In 2010, Karthik Dinakar and Birago Jones began a project while at MIT’s Media Lab, aiming to build a tool to aid content moderation teams at companies like Twitter and YouTube. This tool aimed to identify concerning posts, but the creators struggled to comprehend the slang and indirect language commonly used by posters. This led the pair to a valuable insight: those who best understood the nature and nuances of the data should build machine learning models.
This experience motivated Dinakar and Jones to develop a tool capable of assisting non-experts in developing machine learning models. Their creation, named Pienso, allows users to build large language models to detect misinformation, illegal weapon sales, and human trafficking, among other uses, without writing code. The algorithm is so effective due to its method of training; students from nearby schools were enlisted to train the models, leading to more nuanced and effective results.
During their time at MIT, Dinakar and Jones started work on what would become Pienso. Despite holding part-time attention until 2016, Pienso was twice invited to the White House for demonstrations and has gathered considerable interest.

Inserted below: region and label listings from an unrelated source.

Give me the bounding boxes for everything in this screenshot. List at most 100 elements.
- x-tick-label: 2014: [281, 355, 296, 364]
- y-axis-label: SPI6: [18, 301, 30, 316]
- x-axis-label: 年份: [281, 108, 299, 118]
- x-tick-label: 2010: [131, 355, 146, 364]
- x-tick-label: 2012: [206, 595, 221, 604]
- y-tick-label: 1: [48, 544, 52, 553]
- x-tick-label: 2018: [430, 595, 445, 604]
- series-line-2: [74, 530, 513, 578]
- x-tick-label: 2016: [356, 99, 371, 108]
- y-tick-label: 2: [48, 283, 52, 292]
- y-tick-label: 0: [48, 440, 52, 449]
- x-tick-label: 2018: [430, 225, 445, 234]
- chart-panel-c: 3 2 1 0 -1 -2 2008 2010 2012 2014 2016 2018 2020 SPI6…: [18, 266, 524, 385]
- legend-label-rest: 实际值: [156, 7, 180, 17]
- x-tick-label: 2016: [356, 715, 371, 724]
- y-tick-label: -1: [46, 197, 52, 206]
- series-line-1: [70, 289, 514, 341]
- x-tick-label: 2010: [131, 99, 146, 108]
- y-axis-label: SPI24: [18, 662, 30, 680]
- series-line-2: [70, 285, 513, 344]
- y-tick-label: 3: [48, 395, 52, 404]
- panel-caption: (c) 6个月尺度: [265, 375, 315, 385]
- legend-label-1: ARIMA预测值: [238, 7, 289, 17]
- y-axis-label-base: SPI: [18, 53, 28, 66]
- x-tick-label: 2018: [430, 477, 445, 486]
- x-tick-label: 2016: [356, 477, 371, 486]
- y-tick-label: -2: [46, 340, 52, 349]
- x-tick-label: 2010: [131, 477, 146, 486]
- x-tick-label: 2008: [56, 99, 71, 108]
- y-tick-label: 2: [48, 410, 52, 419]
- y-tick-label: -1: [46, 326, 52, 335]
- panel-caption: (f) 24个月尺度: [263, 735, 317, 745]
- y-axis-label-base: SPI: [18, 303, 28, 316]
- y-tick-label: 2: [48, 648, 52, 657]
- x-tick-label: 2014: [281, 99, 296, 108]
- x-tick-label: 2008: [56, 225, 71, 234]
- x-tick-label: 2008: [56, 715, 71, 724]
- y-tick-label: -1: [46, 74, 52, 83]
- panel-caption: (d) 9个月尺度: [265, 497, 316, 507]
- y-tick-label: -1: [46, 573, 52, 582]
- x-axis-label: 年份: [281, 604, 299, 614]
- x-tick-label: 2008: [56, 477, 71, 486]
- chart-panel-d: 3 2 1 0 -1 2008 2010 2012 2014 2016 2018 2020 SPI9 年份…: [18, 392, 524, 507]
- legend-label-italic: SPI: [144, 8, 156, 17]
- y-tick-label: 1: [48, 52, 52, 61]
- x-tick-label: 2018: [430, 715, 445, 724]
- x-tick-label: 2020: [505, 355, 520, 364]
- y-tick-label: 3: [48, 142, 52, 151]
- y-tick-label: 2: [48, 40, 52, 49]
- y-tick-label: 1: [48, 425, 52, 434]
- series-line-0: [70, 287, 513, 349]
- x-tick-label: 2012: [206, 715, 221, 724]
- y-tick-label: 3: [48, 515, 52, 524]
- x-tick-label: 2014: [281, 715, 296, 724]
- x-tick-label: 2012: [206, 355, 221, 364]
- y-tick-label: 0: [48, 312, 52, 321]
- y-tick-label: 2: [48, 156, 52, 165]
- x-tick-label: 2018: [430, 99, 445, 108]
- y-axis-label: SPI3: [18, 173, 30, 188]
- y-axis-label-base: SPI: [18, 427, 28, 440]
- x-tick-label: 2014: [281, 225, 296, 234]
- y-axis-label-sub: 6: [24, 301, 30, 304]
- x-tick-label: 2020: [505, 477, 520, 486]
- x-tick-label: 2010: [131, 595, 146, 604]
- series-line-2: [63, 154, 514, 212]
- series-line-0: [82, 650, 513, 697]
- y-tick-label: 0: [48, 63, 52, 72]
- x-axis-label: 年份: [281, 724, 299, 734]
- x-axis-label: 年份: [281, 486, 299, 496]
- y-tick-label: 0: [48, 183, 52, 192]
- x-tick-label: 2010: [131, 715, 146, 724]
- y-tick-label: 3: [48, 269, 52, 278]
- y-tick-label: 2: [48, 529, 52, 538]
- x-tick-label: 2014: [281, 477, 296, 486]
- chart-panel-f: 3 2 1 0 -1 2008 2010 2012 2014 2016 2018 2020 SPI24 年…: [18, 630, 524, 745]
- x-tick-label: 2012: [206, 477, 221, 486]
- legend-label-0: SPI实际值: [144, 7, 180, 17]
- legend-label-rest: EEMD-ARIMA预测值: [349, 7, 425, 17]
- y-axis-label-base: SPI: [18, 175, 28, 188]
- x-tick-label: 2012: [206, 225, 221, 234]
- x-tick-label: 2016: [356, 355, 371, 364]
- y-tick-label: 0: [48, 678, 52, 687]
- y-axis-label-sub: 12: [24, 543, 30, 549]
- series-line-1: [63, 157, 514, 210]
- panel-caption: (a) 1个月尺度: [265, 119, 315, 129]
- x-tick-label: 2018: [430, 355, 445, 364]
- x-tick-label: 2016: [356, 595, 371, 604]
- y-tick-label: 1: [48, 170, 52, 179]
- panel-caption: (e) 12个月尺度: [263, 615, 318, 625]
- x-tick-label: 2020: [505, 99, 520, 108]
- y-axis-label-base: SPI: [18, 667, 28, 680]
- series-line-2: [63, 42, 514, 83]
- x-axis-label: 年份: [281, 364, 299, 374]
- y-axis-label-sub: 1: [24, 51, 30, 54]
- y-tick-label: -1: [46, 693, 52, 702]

Following Dinakar’s completion of his MIT PhD in 2016, increased attention and development on Pienso coincided with a boom in deep learning’s popularity.
One of Pienso’s early partners was SkyUK, whose customer success team used the tool to build models to understand common issues raised by customers. These models reportedly process half a million customer calls per day and have saved the company over £7 million by reducing call length.
The founders of Pienso were contacted by US government officials in 2020 to assist with the understanding of Covid-19 at the outset of the US outbreak. The tool was used to mine thousands of research articles on coronaviruses, assisting in identifying and strengthening critical supply chains for drugs, including remdesivir.
The co-creators of Pienso see a future where AI models are developed for specific uses by the individuals best equipped to understand the problems they intend to solve. Because of the tool’s flexibility – it can run on internal servers and cloud infrastructure without needing data donations – and efficiency offered by its point-and-click interface, Dinakar and Jones believe it offers an important alternative to existing AI solutions and is well positioned to continue making a significant real-world impact.